Question

A reflecting surface is represented by the equation $y=\frac{2L}{\pi }sin\left(\frac{\pi x}{L}\right),0\le x\le L$. A ray travelling horizontal becomes vertical after reflection. The co-ordinates of the point(s) on which this ray is incident.

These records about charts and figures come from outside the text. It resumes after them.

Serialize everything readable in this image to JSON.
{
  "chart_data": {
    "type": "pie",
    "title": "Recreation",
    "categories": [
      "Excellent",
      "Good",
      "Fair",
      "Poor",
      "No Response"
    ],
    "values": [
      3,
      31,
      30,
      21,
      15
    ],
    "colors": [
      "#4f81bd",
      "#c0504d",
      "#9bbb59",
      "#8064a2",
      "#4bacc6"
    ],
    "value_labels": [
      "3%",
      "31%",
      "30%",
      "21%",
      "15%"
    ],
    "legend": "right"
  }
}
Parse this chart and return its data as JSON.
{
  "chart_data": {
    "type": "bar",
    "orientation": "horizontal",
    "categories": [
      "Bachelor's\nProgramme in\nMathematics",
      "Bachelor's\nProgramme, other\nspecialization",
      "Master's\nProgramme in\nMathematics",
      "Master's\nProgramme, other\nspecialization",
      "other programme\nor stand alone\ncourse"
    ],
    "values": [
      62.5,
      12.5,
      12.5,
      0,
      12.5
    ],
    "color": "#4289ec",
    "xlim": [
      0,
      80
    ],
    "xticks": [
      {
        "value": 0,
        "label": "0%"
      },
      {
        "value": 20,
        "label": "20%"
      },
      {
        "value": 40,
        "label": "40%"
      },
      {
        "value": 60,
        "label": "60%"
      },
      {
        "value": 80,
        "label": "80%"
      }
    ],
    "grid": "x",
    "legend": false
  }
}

• A. $(\frac{L}{4};\frac{\sqrt{2}L}{\lambda })$
• B. $(\frac{L}{3};\frac{\sqrt{3}L}{\pi })$
• C. $(\frac{3L}{4};\frac{\sqrt{2}L}{\lambda })$
• D. $(\frac{4L}{3};\frac{\sqrt{4}L}{\pi })$

Answer 1

The correct option is B $(\frac{L}{3};\frac{\sqrt{3}L}{\pi })$

As the Incident ray is horizontal 0 deg, and reflected ray is vertical 90 deg.
So the slope at point of reflection should be $\frac{90-0}{2}={45}^o$.
The derivative of equation of mirror surface, we get
$\frac{dy}{dx}=2cos\left(\frac{\pi x}{L}\right)=tan\left({45}^o\right)=1$
So, $x=\frac{L}{3}$.
and using equation of mirror surface,
$y=\frac{\sqrt{3}L}{\pi }$